他一直想要孩子,几乎逮着机会,就要她跟着造人。
“我说了,我不碰别人碰过的,你,我嫌脏。”他站起来,高大的身影,顿时让时水楼喘不过气来。
“季战谦,你伤不了我,我不怕。我做好了各种准备,你不要孩子就不要孩子,但是你也休想跟其他女人生。你不碰我,并不影响我对你的爱。我做的菜,你不吃,厨师做的你要推掉。你做这些幼稚的破事,你想没想过轻语,你要是有个意外,她被人欺负了,她要怎么办。”
“……”
“你不用急着回答我,二哥的脾气,我了解,他不是不发火,他发火起来连我都要怕。

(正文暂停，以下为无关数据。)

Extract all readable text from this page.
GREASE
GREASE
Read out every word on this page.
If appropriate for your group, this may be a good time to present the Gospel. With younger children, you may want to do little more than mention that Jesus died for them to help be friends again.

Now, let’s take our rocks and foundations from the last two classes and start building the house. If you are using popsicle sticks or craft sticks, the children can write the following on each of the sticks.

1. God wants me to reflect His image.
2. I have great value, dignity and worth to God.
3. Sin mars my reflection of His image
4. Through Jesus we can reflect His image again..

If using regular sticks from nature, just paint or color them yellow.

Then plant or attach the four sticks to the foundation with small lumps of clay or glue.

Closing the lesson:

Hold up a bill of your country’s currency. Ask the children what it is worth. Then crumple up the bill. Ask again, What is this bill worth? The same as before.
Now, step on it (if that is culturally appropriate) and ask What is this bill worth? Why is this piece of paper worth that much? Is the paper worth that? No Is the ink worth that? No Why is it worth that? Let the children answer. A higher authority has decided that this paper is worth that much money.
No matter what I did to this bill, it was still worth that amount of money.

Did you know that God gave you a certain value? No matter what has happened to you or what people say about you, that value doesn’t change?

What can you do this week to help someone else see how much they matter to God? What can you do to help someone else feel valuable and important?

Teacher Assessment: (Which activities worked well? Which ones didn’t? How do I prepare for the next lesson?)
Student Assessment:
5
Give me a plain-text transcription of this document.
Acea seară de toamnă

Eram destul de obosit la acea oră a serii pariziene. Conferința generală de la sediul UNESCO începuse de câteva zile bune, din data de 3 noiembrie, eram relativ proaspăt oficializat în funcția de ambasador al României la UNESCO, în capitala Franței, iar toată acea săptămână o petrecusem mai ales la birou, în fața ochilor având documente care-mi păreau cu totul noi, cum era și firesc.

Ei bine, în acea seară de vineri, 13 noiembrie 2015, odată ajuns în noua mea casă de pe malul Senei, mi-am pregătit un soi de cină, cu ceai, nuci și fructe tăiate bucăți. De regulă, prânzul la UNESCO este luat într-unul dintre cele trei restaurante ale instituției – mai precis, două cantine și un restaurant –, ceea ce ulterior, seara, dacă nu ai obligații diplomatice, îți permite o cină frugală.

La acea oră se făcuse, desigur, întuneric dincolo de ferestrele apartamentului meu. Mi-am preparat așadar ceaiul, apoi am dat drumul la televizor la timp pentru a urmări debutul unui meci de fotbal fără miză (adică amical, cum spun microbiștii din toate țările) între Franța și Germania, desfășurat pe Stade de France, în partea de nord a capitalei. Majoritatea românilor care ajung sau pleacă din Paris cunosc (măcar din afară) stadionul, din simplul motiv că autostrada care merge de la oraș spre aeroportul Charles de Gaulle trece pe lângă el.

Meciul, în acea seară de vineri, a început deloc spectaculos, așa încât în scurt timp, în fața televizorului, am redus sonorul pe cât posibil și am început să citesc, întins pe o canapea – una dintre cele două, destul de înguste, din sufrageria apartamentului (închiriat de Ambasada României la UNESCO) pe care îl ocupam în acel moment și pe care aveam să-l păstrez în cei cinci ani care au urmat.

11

你认为好的婚姻可能没有争吵吗,你错了,不管再好的感情,都会有出现矛盾的时候。如果你有什么打算,你想要绝食或者自杀,你想没想过轻语要怎么做。你的父母会老去,到时候,轻语跟二哥有争吵,我肯定是站在二哥那边。”
“……”
时水楼从头到尾,都在观察季战谦的反应,果然,他是有问题的。
时水楼心里,比季战谦捅她一刀都难受,比起他的不信任,她更是疼得死去活来。
他们是夫妻,为什么不可以坦诚,为什么不能同甘共苦,为什么季战谦要独自承担。
“我不知道你在计划什么,你接下来,是不是又要准备女人来陪你演戏。莫贝尔是你捧红的,那些黑暗史,是你所扭转的,你想要再次用莫贝尔来逼走我?”她看似疑问,其实肯定。
“时水楼,完全没必要,你还爱着司沐,你放着他送给你的盒子。你对我,根本未曾上过心,从来没有。”